Performance Improvement on MPLS On-line Routing Algorithm for Dynamic Unbalanced Traffic Load

This paper presents a constrained-based routing (CBR) algorithm called, Dynamic Possible Path per Link (D-PPL) routing algorithm, for MultiProtocol Label Switching (MPLS) networks. In MPLS on-line routing, future traffics are unknown and network resource is limited. Therefore many routing algorithms such as Minimum Hop Algorithm (MHA), Widest Shortest Path (WSP), Dynamic Link Weight (DLW), Minimum Interference Routing Algorithm (MIRA), Profiled-Based Routing (PBR), Possible Path per Link (PPL) and Residual bandwidth integrated - Possible Path per Link (R-PPL) are proposed in order to improve network throughput and reduce rejection probability.
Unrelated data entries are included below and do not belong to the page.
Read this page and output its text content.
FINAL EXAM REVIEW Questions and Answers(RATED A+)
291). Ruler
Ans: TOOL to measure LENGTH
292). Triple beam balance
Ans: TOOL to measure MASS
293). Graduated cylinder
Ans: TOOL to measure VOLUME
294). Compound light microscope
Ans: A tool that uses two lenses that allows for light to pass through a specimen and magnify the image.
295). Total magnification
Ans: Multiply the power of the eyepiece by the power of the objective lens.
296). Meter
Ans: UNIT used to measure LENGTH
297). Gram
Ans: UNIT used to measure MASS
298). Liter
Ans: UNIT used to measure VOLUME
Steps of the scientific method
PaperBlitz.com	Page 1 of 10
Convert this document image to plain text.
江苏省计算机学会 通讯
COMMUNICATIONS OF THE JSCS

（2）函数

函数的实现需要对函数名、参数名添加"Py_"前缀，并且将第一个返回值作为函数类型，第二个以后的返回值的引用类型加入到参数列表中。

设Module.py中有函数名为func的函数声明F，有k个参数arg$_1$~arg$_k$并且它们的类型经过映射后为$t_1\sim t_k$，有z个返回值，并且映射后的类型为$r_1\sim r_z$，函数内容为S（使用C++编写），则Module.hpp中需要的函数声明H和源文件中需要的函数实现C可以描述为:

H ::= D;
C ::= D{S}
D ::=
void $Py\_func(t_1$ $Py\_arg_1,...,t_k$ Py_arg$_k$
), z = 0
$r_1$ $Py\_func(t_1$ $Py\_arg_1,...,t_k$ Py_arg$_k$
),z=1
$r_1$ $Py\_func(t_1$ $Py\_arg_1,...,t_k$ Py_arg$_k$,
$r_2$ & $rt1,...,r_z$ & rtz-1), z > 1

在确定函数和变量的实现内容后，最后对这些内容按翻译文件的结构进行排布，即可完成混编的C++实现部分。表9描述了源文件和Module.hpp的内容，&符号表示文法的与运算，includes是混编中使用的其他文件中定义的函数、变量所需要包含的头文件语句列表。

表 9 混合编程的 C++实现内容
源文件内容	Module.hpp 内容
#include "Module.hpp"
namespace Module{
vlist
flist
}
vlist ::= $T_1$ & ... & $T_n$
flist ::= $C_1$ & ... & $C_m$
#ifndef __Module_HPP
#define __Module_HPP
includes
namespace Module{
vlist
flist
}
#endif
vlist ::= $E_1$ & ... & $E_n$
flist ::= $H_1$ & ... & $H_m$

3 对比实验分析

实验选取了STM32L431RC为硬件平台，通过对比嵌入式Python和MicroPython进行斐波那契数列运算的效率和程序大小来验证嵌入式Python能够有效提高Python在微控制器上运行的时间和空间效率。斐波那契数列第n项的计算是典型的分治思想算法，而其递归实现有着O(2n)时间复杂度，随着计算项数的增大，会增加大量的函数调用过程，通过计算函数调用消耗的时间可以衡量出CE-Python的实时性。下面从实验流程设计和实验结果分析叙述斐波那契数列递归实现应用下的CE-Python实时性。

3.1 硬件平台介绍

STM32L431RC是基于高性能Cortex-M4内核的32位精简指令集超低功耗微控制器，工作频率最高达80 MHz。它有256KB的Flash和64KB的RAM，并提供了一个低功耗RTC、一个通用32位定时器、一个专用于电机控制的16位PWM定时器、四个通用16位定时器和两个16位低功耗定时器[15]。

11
MIRA is the first algorithm that introduces interference level avoidance between source-destination node pairs by integrating topology information or address of source-destination node pairs into the routing calculation. From its results, MIRA improves lower rejection probability performance. Nevertheless, MIRA suffer from its high routing complexity which could be considered as NP-Complete problem. In PBR, complexity of on-line routing is reduced comparing to those of MIRA, because link weights are off-line calculated by statistical profile of history traffics. However, because of dynamic of traffic nature, PBR maybe unsuitable for MPLS on-line routing. Also, both PPL and R-PPL routing algorithm we formerly proposed, are algorithms that achieve reduction of interference level among source-destination node pairs, rejection probability and routing complexity. Again, those previously proposed algorithms do not take into account the dynamic nature of traffic load. In fact, future traffics are unknown, but, amount of previous traffic over link can be measured. Therefore, this is the motivation of our proposed algorithm, the D-PPL. The D-PPL algorithm is improved based on the R-PPL routing algorithm by integrating traffic-per-link parameters. The parameters are periodically updated and are dynamically changed depended on current incoming traffic. The D-PPL tries to reserve residual bandwidth to service future request by avoid routing through those high traffic-per-link parameters. We have developed extensive MATLAB simulator to evaluate performance of the D-PPL. From simulation results, the D-PPL improves performance of MPLS on-line routing in terms of rejection probability and total throughput.